Numéro d'arrêt : 90LY00951
Numéro NOR : CETATEXT000007453256 ?
Identifiant URN:LEX : urn:lex;fr;cour.administrative.appel.lyon;arret;1993-01-28;90ly00951 ?

Analyses :

ASSOCIATIONS SYNDICALES - QUESTIONS COMMUNES - Domaine transféré par l'Etat à une association syndicale pour l'exécution de sa mission - Nature - Domaine public.

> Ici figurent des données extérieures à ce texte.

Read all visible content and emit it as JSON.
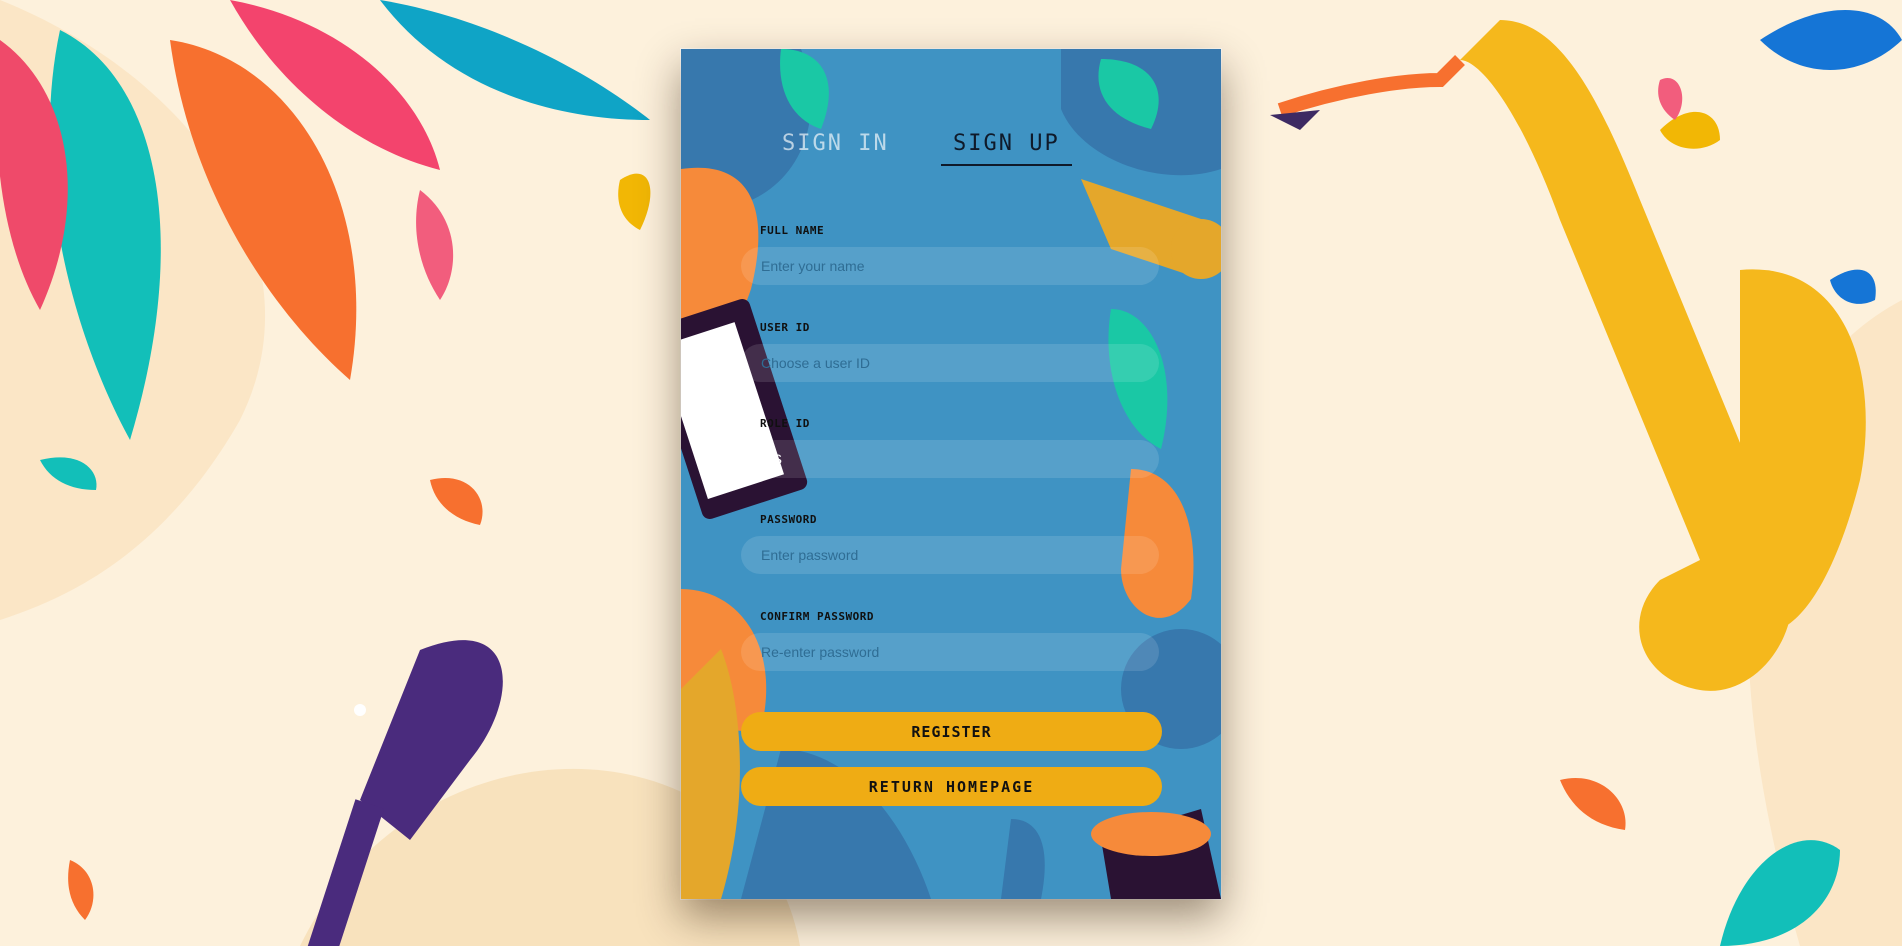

11-01, 24-01-01-01-01, 24-01-02-01-01-04, 39-01-02-01-04 L'Etat a transféré à l'association syndicale des digues de Pique Pierre à Roize, pour l'exécution de sa mission, la propriété des digues et remblais dans un périmètre défini. Ces ouvrages ont été conçus et aménagés pour répondre aux finalités de cette mission d'entretien et de conservation des travaux d'endiguement du secteur, qui s'exerce ainsi notamment par le moyen d'ouvrages dont l'emploi et la mise en oeuvre constituent l'objet même du service et qui, de ce fait, appartiennent au domaine public.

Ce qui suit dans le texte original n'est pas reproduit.